Within her single wall she will gird her seven hills,
blest in her breed of men: like the Berecynthian Mother
crowned with her turrets, riding her victor’s chariot
through the Phrygian cities, glad in her brood of gods,
embracing a hundred grandsons. All dwell in the heavens,
all command the heights.
Now turn your eyes this way
and behold these people, your own Roman people.
Here is Caesar and all the line of Iulus
soon to venture under the sky’s great arch.
Here is the man, he’s here! Time and again
you’ve heard his coming promised—Caesar Augustus!

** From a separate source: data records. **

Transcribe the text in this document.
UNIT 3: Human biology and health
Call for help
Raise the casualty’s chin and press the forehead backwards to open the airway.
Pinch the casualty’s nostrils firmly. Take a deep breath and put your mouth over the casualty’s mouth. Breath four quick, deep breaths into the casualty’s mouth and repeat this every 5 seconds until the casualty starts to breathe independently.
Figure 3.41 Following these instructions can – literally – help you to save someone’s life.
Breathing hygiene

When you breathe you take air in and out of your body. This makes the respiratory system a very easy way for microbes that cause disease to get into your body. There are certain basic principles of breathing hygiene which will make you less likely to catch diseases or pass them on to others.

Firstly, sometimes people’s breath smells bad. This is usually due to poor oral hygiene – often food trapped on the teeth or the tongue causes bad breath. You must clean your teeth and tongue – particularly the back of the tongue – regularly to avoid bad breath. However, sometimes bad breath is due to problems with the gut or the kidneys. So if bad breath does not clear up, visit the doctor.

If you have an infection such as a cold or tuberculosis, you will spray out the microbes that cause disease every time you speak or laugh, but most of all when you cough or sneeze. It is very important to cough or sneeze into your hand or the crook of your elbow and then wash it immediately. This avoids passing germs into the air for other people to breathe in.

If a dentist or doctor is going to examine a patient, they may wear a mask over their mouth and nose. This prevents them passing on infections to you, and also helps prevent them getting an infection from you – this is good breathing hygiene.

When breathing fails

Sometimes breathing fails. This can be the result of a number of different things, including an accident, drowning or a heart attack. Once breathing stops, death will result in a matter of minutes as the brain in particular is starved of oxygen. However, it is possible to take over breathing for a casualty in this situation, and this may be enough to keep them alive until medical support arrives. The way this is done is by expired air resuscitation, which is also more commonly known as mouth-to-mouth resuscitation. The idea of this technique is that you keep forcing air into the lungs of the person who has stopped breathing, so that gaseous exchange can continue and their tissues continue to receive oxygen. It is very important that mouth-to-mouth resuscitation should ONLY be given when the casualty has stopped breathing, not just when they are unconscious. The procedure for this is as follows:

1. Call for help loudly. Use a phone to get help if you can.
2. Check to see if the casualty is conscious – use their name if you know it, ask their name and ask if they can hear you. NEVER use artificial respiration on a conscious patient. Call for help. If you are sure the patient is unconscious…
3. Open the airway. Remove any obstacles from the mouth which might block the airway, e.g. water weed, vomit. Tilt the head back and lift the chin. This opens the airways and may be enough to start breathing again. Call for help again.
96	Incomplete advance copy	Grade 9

Son of a god, he will bring back the Age of Gold
to the Latian fields where Saturn once held sway,
expand his empire past the Garamants and the Indians
to a land beyond the stars, beyond the wheel of the year,
the course of the sun itself, where Atlas bears the skies
and turns on his shoulder the heavens studded with flaming stars.
Even now the Caspian and Maeotic kingdoms quake at his coming,
oracles sound the alarm and the seven mouths of the Nile
churn with fear. Not even Hercules2 himself could cross
such a vast expanse of earth, though it’s true he shot
the stag with its brazen hoofs, and brought peace
to the ravaged woods of Erymanthus, terrorized
the Hydra of Lerna with his bow. Not even Bacchus3
in all his glory, driving his team with vines for reins
and lashing his tigers down from Nysa’s soaring ridge.
Do we still flinch from turning our valor into deeds?
Or fear to make our home on Western soil? . . .
Others, I have no doubt,
will forge the bronze to breathe with suppler lines,
draw from the block of marble features quick with life,
plead their cases better, chart with their rods the stars
that climb the sky and foretell the times they rise.
But you, Roman, remember, rule with all your power
the peoples of the earth—these will be your arts:
to put your stamp on the works and ways of peace,
to spare the defeated, break the proud in war.”